Specialists from an ethical hacking course report the discovery of two vulnerabilities in PostgreSQL, the popular open source database management system. Successful exploitation of these flaws would allow privilege escalations on the affected systems.

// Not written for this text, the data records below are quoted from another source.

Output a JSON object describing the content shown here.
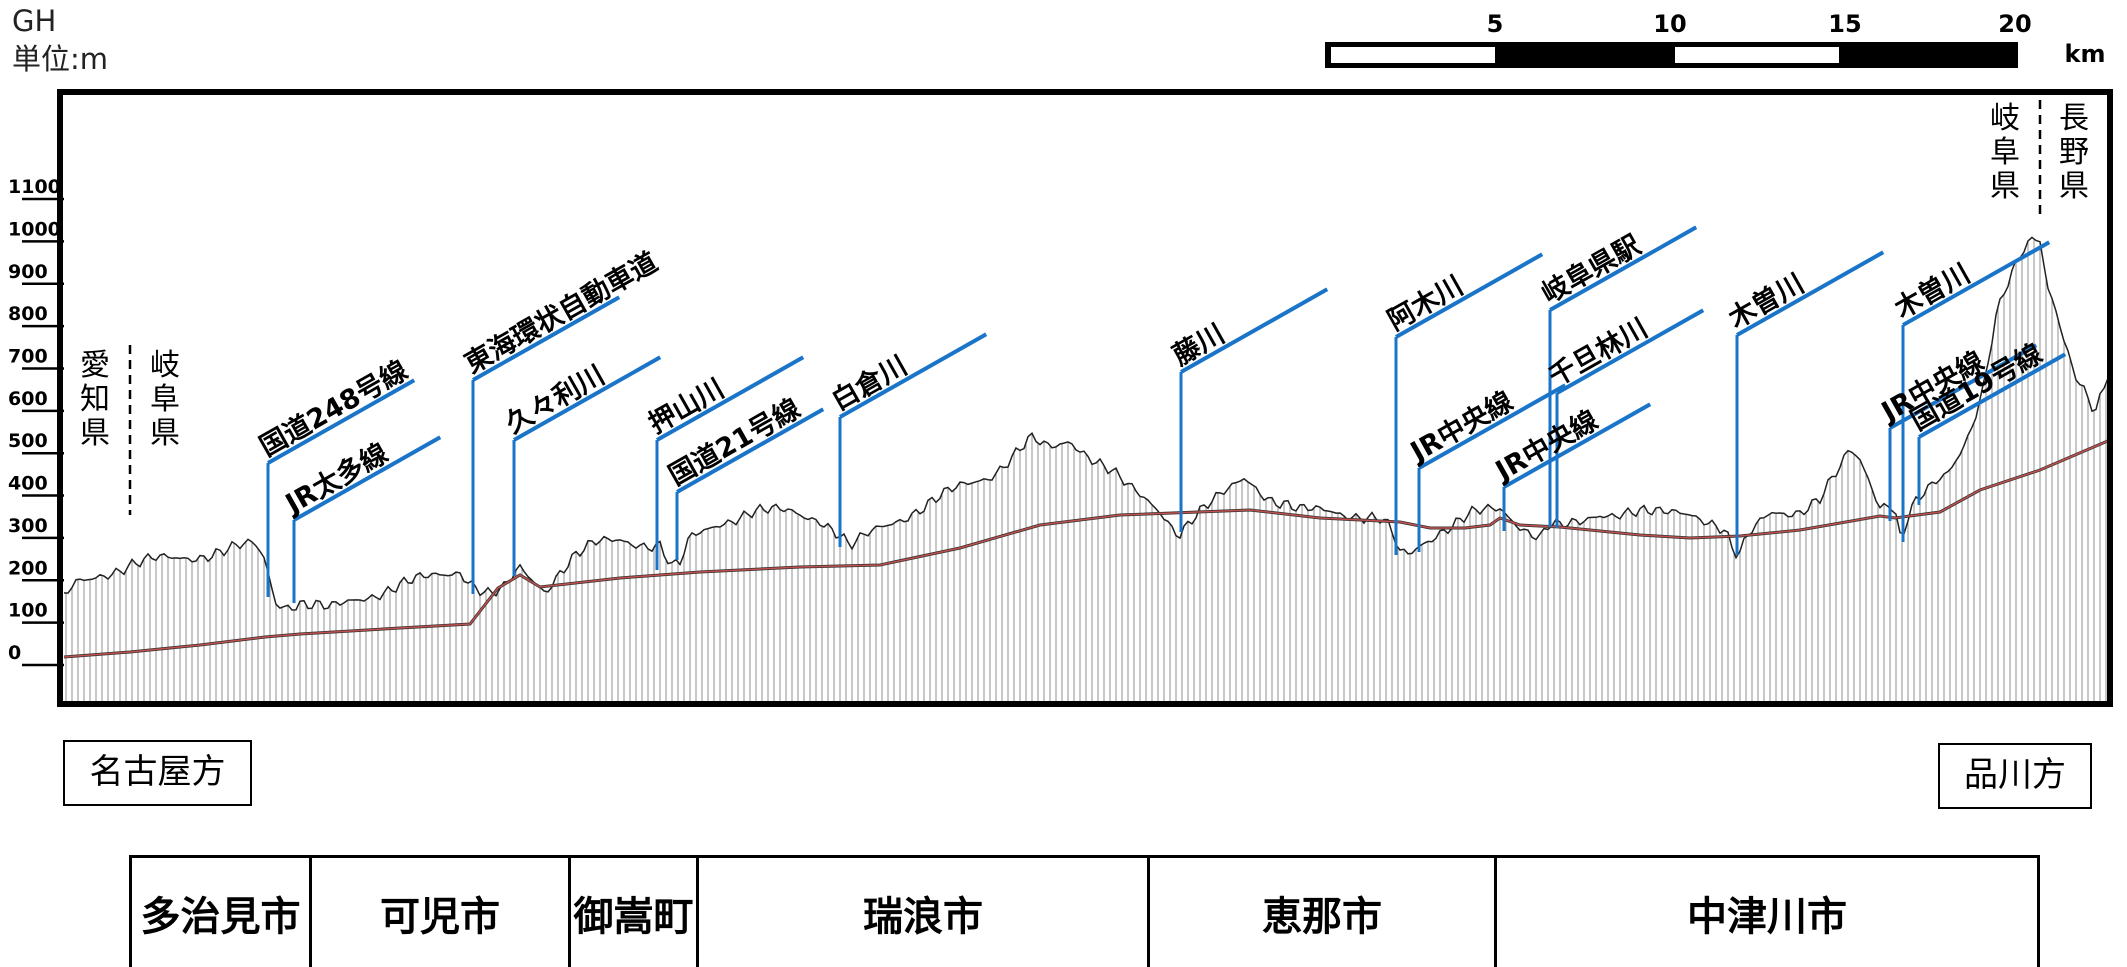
{
  "header": {
    "code": "GH",
    "unit": "単位:m"
  },
  "scale_bar": {
    "ticks": [
      "5",
      "10",
      "15",
      "20"
    ],
    "unit": "km"
  },
  "y_axis": {
    "ticks": [
      "1100",
      "1000",
      "900",
      "800",
      "700",
      "600",
      "500",
      "400",
      "300",
      "200",
      "100",
      "0"
    ],
    "range": [
      0,
      1100
    ]
  },
  "prefecture_boundaries": [
    {
      "left": "愛知県",
      "right": "岐阜県"
    },
    {
      "left": "岐阜県",
      "right": "長野県"
    }
  ],
  "features": [
    {
      "label": "国道248号線",
      "type": "road"
    },
    {
      "label": "JR太多線",
      "type": "rail"
    },
    {
      "label": "東海環状自動車道",
      "type": "road"
    },
    {
      "label": "久々利川",
      "type": "river"
    },
    {
      "label": "押山川",
      "type": "river"
    },
    {
      "label": "国道21号線",
      "type": "road"
    },
    {
      "label": "白倉川",
      "type": "river"
    },
    {
      "label": "藤川",
      "type": "river"
    },
    {
      "label": "阿木川",
      "type": "river"
    },
    {
      "label": "JR中央線",
      "type": "rail"
    },
    {
      "label": "岐阜県駅",
      "type": "station"
    },
    {
      "label": "千旦林川",
      "type": "river"
    },
    {
      "label": "JR中央線",
      "type": "rail"
    },
    {
      "label": "木曽川",
      "type": "river"
    },
    {
      "label": "木曽川",
      "type": "river"
    },
    {
      "label": "JR中央線",
      "type": "rail"
    },
    {
      "label": "国道19号線",
      "type": "road"
    }
  ],
  "directions": {
    "left": "名古屋方",
    "right": "品川方"
  },
  "municipalities": [
    {
      "name": "多治見市"
    },
    {
      "name": "可児市"
    },
    {
      "name": "御嵩町"
    },
    {
      "name": "瑞浪市"
    },
    {
      "name": "恵那市"
    },
    {
      "name": "中津川市"
    }
  ],
  "colors": {
    "feature_line": "#1a75c9",
    "track_line": "#c0504d",
    "ground_line": "#222222",
    "frame": "#000000"
  }
}
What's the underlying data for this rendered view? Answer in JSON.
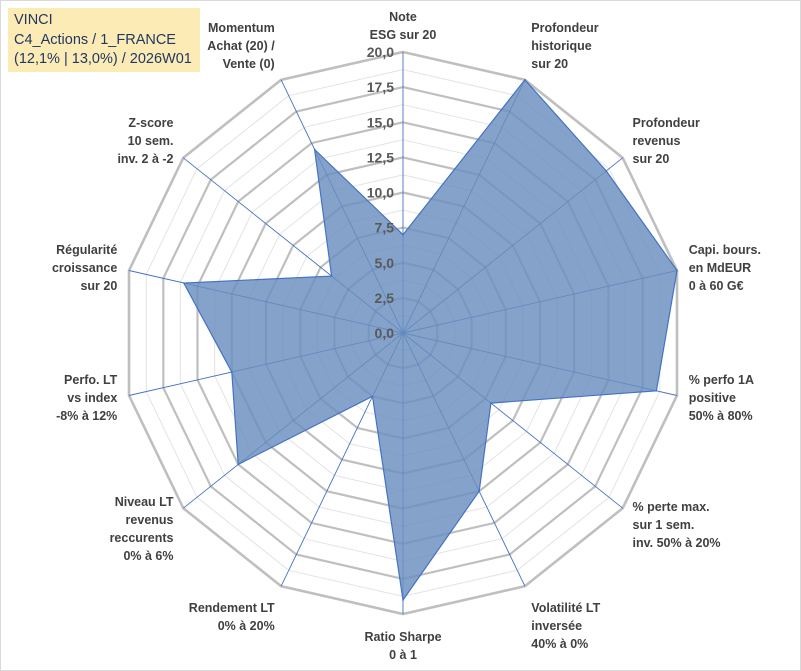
{
  "title_box": {
    "line1": "VINCI",
    "line2": "C4_Actions / 1_FRANCE",
    "line3": "(12,1% | 13,0%) / 2026W01"
  },
  "colors": {
    "fill": "#6a8fbe",
    "stroke": "#4472c4",
    "grid": "#c0c0c0",
    "title_bg": "#fdebb5"
  },
  "chart_data": {
    "type": "radar",
    "title": "VINCI",
    "rlim": [
      0,
      20
    ],
    "rticks": [
      0,
      2.5,
      5,
      7.5,
      10,
      12.5,
      15,
      17.5,
      20
    ],
    "rtick_labels": [
      "0,0",
      "2,5",
      "5,0",
      "7,5",
      "10,0",
      "12,5",
      "15,0",
      "17,5",
      "20,0"
    ],
    "categories": [
      [
        "Note",
        "ESG sur 20"
      ],
      [
        "Profondeur",
        "historique",
        "sur 20"
      ],
      [
        "Profondeur",
        "revenus",
        "sur 20"
      ],
      [
        "Capi. bours.",
        "en MdEUR",
        "0 à 60 G€"
      ],
      [
        "% perfo 1A",
        "positive",
        "50% à 80%"
      ],
      [
        "% perte max.",
        "sur 1 sem.",
        "inv. 50% à 20%"
      ],
      [
        "Volatilité LT",
        "inversée",
        "40% à 0%"
      ],
      [
        "Ratio Sharpe",
        "0 à 1"
      ],
      [
        "Rendement LT",
        "0% à 20%"
      ],
      [
        "Niveau LT",
        "revenus",
        "reccurents",
        "0% à 6%"
      ],
      [
        "Perfo. LT",
        "vs index",
        "-8% à 12%"
      ],
      [
        "Régularité",
        "croissance",
        "sur 20"
      ],
      [
        "Z-score",
        "10 sem.",
        "inv. 2 à -2"
      ],
      [
        "Momentum",
        "Achat (20) /",
        "Vente (0)"
      ]
    ],
    "series": [
      {
        "name": "VINCI",
        "values": [
          7.0,
          20.0,
          18.5,
          20.0,
          18.5,
          8.0,
          12.5,
          19.0,
          5.0,
          15.0,
          12.5,
          16.0,
          6.5,
          14.5
        ]
      }
    ]
  }
}
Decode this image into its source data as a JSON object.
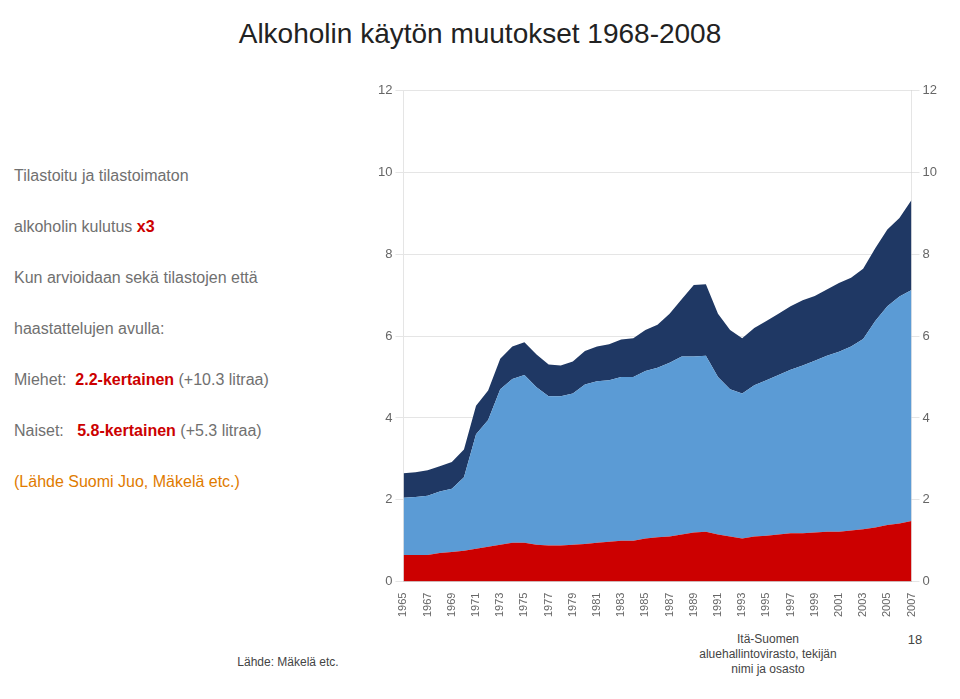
{
  "chart_data": {
    "type": "area",
    "stacked": true,
    "title": "Alkoholin käytön muutokset 1968-2008",
    "x": [
      1965,
      1966,
      1967,
      1968,
      1969,
      1970,
      1971,
      1972,
      1973,
      1974,
      1975,
      1976,
      1977,
      1978,
      1979,
      1980,
      1981,
      1982,
      1983,
      1984,
      1985,
      1986,
      1987,
      1988,
      1989,
      1990,
      1991,
      1992,
      1993,
      1994,
      1995,
      1996,
      1997,
      1998,
      1999,
      2000,
      2001,
      2002,
      2003,
      2004,
      2005,
      2006,
      2007
    ],
    "series": [
      {
        "color": "#cc0000",
        "values": [
          0.65,
          0.65,
          0.65,
          0.7,
          0.72,
          0.75,
          0.8,
          0.85,
          0.9,
          0.95,
          0.95,
          0.9,
          0.88,
          0.88,
          0.9,
          0.92,
          0.95,
          0.97,
          1.0,
          1.0,
          1.05,
          1.08,
          1.1,
          1.15,
          1.2,
          1.22,
          1.15,
          1.1,
          1.05,
          1.1,
          1.12,
          1.15,
          1.18,
          1.18,
          1.2,
          1.22,
          1.22,
          1.25,
          1.28,
          1.32,
          1.38,
          1.42,
          1.48
        ]
      },
      {
        "color": "#5b9bd5",
        "values": [
          1.4,
          1.42,
          1.45,
          1.5,
          1.55,
          1.8,
          2.8,
          3.1,
          3.8,
          4.0,
          4.1,
          3.85,
          3.65,
          3.65,
          3.7,
          3.9,
          3.95,
          3.95,
          4.0,
          4.0,
          4.1,
          4.15,
          4.25,
          4.35,
          4.3,
          4.3,
          3.85,
          3.6,
          3.55,
          3.7,
          3.8,
          3.9,
          4.0,
          4.1,
          4.2,
          4.3,
          4.4,
          4.5,
          4.65,
          5.05,
          5.35,
          5.55,
          5.65
        ]
      },
      {
        "color": "#1f3864",
        "values": [
          0.6,
          0.6,
          0.62,
          0.62,
          0.65,
          0.68,
          0.7,
          0.72,
          0.75,
          0.8,
          0.8,
          0.8,
          0.78,
          0.75,
          0.78,
          0.82,
          0.85,
          0.88,
          0.92,
          0.95,
          1.0,
          1.05,
          1.2,
          1.4,
          1.75,
          1.75,
          1.55,
          1.45,
          1.35,
          1.4,
          1.45,
          1.5,
          1.55,
          1.6,
          1.58,
          1.62,
          1.68,
          1.68,
          1.72,
          1.78,
          1.88,
          1.92,
          2.2
        ]
      }
    ],
    "xlim": [
      1965,
      2007
    ],
    "xticks": [
      1965,
      1967,
      1969,
      1971,
      1973,
      1975,
      1977,
      1979,
      1981,
      1983,
      1985,
      1987,
      1989,
      1991,
      1993,
      1995,
      1997,
      1999,
      2001,
      2003,
      2005,
      2007
    ],
    "ylim": [
      0,
      12
    ],
    "yticks": [
      0,
      2,
      4,
      6,
      8,
      10,
      12
    ],
    "y2lim": [
      0,
      12
    ],
    "y2ticks": [
      0,
      2,
      4,
      6,
      8,
      10,
      12
    ],
    "grid": true,
    "annotations": [
      [
        {
          "text": "Tilastoitu ja tilastoimaton",
          "color": "#707070"
        }
      ],
      [
        {
          "text": "alkoholin kulutus ",
          "color": "#707070"
        },
        {
          "text": "x3",
          "color": "#cc0000"
        }
      ],
      [
        {
          "text": "Kun arvioidaan sekä tilastojen että",
          "color": "#707070"
        }
      ],
      [
        {
          "text": "haastattelujen avulla:",
          "color": "#707070"
        }
      ],
      [
        {
          "text": "Miehet:  ",
          "color": "#707070"
        },
        {
          "text": "2.2-kertainen",
          "color": "#cc0000"
        },
        {
          "text": " (+10.3 litraa)",
          "color": "#707070"
        }
      ],
      [
        {
          "text": "Naiset:   ",
          "color": "#707070"
        },
        {
          "text": "5.8-kertainen",
          "color": "#cc0000"
        },
        {
          "text": " (+5.3 litraa)",
          "color": "#707070"
        }
      ],
      [
        {
          "text": "(Lähde Suomi Juo, Mäkelä etc.)",
          "color": "#e07b00"
        }
      ]
    ],
    "footer": {
      "left": "Lähde: Mäkelä etc.",
      "right": [
        "Itä-Suomen",
        "aluehallintovirasto, tekijän",
        "nimi ja osasto"
      ],
      "page": "18"
    }
  }
}
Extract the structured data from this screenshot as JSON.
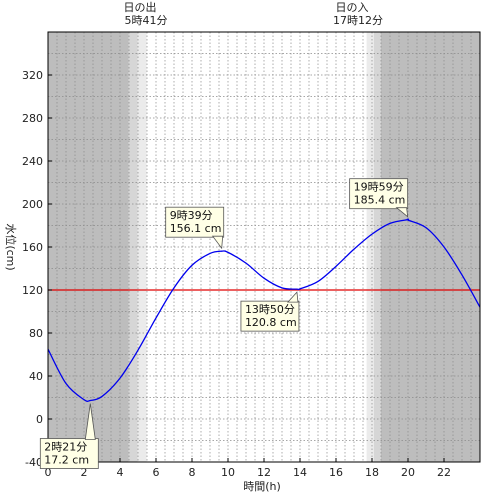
{
  "chart_data": {
    "type": "line",
    "xlabel": "時間(h)",
    "ylabel": "水位(cm)",
    "xlim": [
      0,
      24
    ],
    "ylim": [
      -40,
      360
    ],
    "xticks": [
      0,
      2,
      4,
      6,
      8,
      10,
      12,
      14,
      16,
      18,
      20,
      22
    ],
    "yticks": [
      -40,
      0,
      40,
      80,
      120,
      160,
      200,
      240,
      280,
      320
    ],
    "grid": true,
    "sun": {
      "sunrise": {
        "label": "日の出",
        "time": "5時41分",
        "hour": 5.683
      },
      "sunset": {
        "label": "日の入",
        "time": "17時12分",
        "hour": 17.2
      }
    },
    "reference_line": {
      "value": 120,
      "color": "#e00000"
    },
    "series": [
      {
        "color": "#0000ee",
        "x": [
          0,
          1,
          2,
          2.35,
          3,
          4,
          5,
          6,
          7,
          8,
          9,
          9.65,
          10,
          11,
          12,
          13,
          13.83,
          14,
          15,
          16,
          17,
          18,
          19,
          19.98,
          20,
          21,
          22,
          23,
          24
        ],
        "y": [
          65,
          33,
          18,
          17.2,
          21,
          38,
          64,
          94,
          122,
          143,
          154,
          156.1,
          155,
          145,
          131,
          122,
          120.8,
          121,
          128,
          142,
          158,
          172,
          182,
          185.4,
          185,
          178,
          160,
          134,
          104
        ]
      }
    ],
    "annotations": [
      {
        "time": "2時21分",
        "value": "17.2 cm",
        "x": 2.35,
        "y": 17.2
      },
      {
        "time": "9時39分",
        "value": "156.1 cm",
        "x": 9.65,
        "y": 156.1
      },
      {
        "time": "13時50分",
        "value": "120.8 cm",
        "x": 13.83,
        "y": 120.8
      },
      {
        "time": "19時59分",
        "value": "185.4 cm",
        "x": 19.98,
        "y": 185.4
      }
    ],
    "colors": {
      "night": "#bdbdbd",
      "twilight_dark": "#d6d6d6",
      "twilight_light": "#ebebeb",
      "day": "#ffffff",
      "callout_fill": "#ffffe6",
      "frame": "#000000"
    }
  }
}
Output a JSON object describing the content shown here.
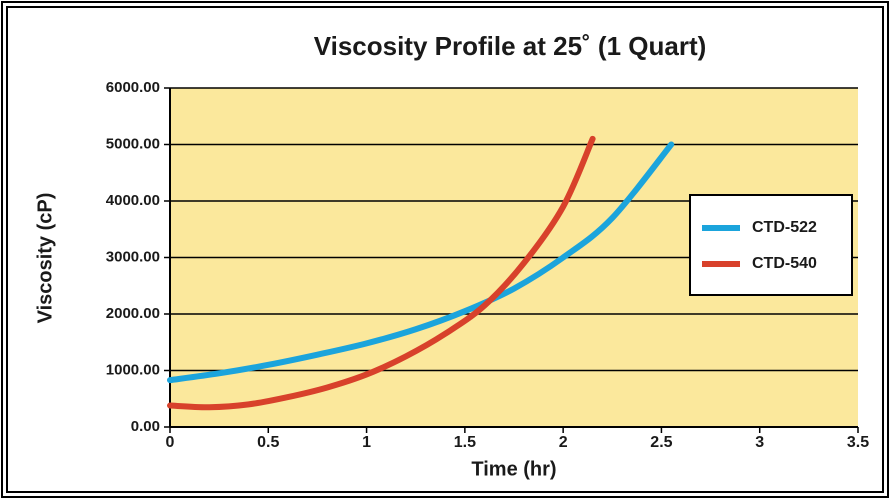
{
  "chart_data": {
    "type": "line",
    "title": "Viscosity Profile at 25˚ (1 Quart)",
    "x_label": "Time (hr)",
    "y_label": "Viscosity (cP)",
    "xlim": [
      0,
      3.5
    ],
    "xticks": [
      0,
      0.5,
      1,
      1.5,
      2,
      2.5,
      3,
      3.5
    ],
    "ylim": [
      0,
      6000
    ],
    "yticks": [
      {
        "value": 0,
        "label": "0.00"
      },
      {
        "value": 1000,
        "label": "1000.00"
      },
      {
        "value": 2000,
        "label": "2000.00"
      },
      {
        "value": 3000,
        "label": "3000.00"
      },
      {
        "value": 4000,
        "label": "4000.00"
      },
      {
        "value": 5000,
        "label": "5000.00"
      },
      {
        "value": 6000,
        "label": "6000.00"
      }
    ],
    "grid": true,
    "plot_background": "#fbe89c",
    "legend_position": "right",
    "series": [
      {
        "name": "CTD-522",
        "color": "#1ba4dc",
        "x": [
          0,
          0.25,
          0.5,
          0.75,
          1,
          1.25,
          1.5,
          1.75,
          2,
          2.25,
          2.55
        ],
        "values": [
          830,
          950,
          1100,
          1280,
          1480,
          1730,
          2050,
          2450,
          3000,
          3700,
          5000
        ]
      },
      {
        "name": "CTD-540",
        "color": "#d8412b",
        "x": [
          0,
          0.2,
          0.4,
          0.6,
          0.8,
          1,
          1.2,
          1.4,
          1.6,
          1.8,
          2,
          2.15
        ],
        "values": [
          380,
          350,
          400,
          530,
          700,
          930,
          1250,
          1650,
          2150,
          2900,
          3900,
          5100
        ]
      }
    ]
  }
}
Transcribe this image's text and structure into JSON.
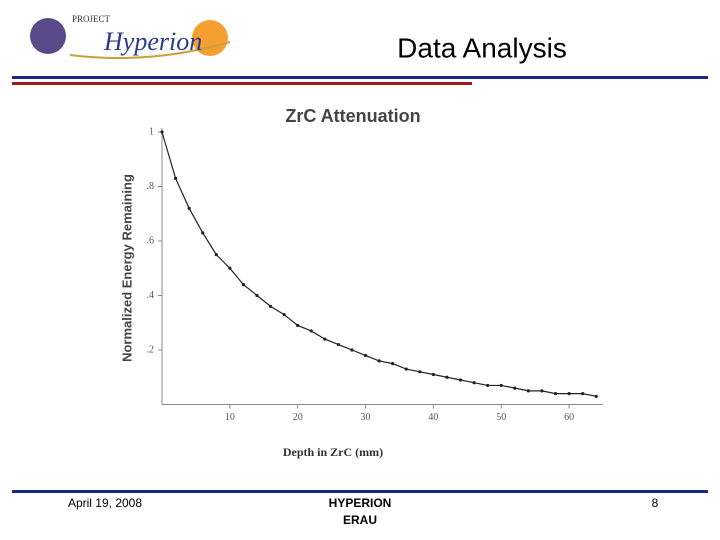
{
  "logo": {
    "project": "PROJECT",
    "name": "Hyperion"
  },
  "header": {
    "title": "Data Analysis"
  },
  "footer": {
    "date": "April 19, 2008",
    "org": [
      "HYPERION",
      "ERAU"
    ],
    "page": "8"
  },
  "chart_data": {
    "type": "line",
    "title": "ZrC Attenuation",
    "xlabel": "Depth in ZrC (mm)",
    "ylabel": "Normalized Energy Remaining",
    "x": [
      0,
      2,
      4,
      6,
      8,
      10,
      12,
      14,
      16,
      18,
      20,
      22,
      24,
      26,
      28,
      30,
      32,
      34,
      36,
      38,
      40,
      42,
      44,
      46,
      48,
      50,
      52,
      54,
      56,
      58,
      60,
      62,
      64
    ],
    "series": [
      {
        "name": "ZrC",
        "color": "#222222",
        "values": [
          1.0,
          0.83,
          0.72,
          0.63,
          0.55,
          0.5,
          0.44,
          0.4,
          0.36,
          0.33,
          0.29,
          0.27,
          0.24,
          0.22,
          0.2,
          0.18,
          0.16,
          0.15,
          0.13,
          0.12,
          0.11,
          0.1,
          0.09,
          0.08,
          0.07,
          0.07,
          0.06,
          0.05,
          0.05,
          0.04,
          0.04,
          0.04,
          0.03
        ]
      }
    ],
    "xlim": [
      0,
      65
    ],
    "xticks": [
      10,
      20,
      30,
      40,
      50,
      60
    ],
    "ylim": [
      0,
      1
    ],
    "yticks": [
      {
        "value": 0.2,
        "label": ".2"
      },
      {
        "value": 0.4,
        "label": ".4"
      },
      {
        "value": 0.6,
        "label": ".6"
      },
      {
        "value": 0.8,
        "label": ".8"
      },
      1
    ],
    "grid": false
  }
}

Below are brief descriptions of reported vulnerabilities, in addition to their respective identification keys and scores according to the Common Vulnerability Scoring System (CVSS).
CVE-2020-14349: How PostgreSQL handles search_path during replications allows remote threat actors to scale privileges within the affected database. Users of a replication editor can create objects in the public schema and leverage them to execute arbitrary SQL functions under the identity that replication runs, often a superuser.
This is a medium severity flaw that received a score of 4.7/10, mention ethical hacking course specialists.
CVE-2020-14350: How PostgreSQL handles CREATE EXTENSION statements would allow threat actors to scale privileges on the target system.
According to the ethical hacking course specialists, a remote user with permission to create objects in the schema of the new extension or a schema of a prerequisite extension can execute arbitrary SQL functions under the identity of the superuser.
PostgreSQL versions affected by these vulnerabilities are: 9.5, 9.5.0, 9.5.1, 9.5.2, 9.5.3, 9.5.4, 9.5.5, 9.5.6, 9.5.7, 9.5.8, 9.5.9, 9.5. 11, 9.5.12, 9.5.13, 9.5.14, 9.5.15, 9.5.16, 9.5.17, 9.5.18, 9.5.19, 9.5.20, 9.5.21, 9.5.22, 9.6.0, 9.6.1, 9.6.2, 9.6.3, 9.6.4, 9.6.5, 9.6.6, 9.6.7, 9.6.8, 9.6.9, 9.6.10, 9.6.11, 9.6.12, 9.6. 13, 9.6.14, 9.6.15, 9.6.16, 9.6.17, 9.6.18, 10.0, 10.1, 10.2, 10.3, 10.4, 10.5, 10.6, 10.7, 10.8, 10.9, 10.10, 10.10.4, 10.11, 10.12, 10.13, 11.0, 11.1, 11.2, 11.3, 11.4, 11.5, 11.6, 11.7, 11.8, 12.0, 12.1, 12.2, 12.3.
While these flaws could be exploited remotely by unauthenticated threat actors, attempts at active exploitation are not yet detected. Updates are now available, so users should update as soon as possible.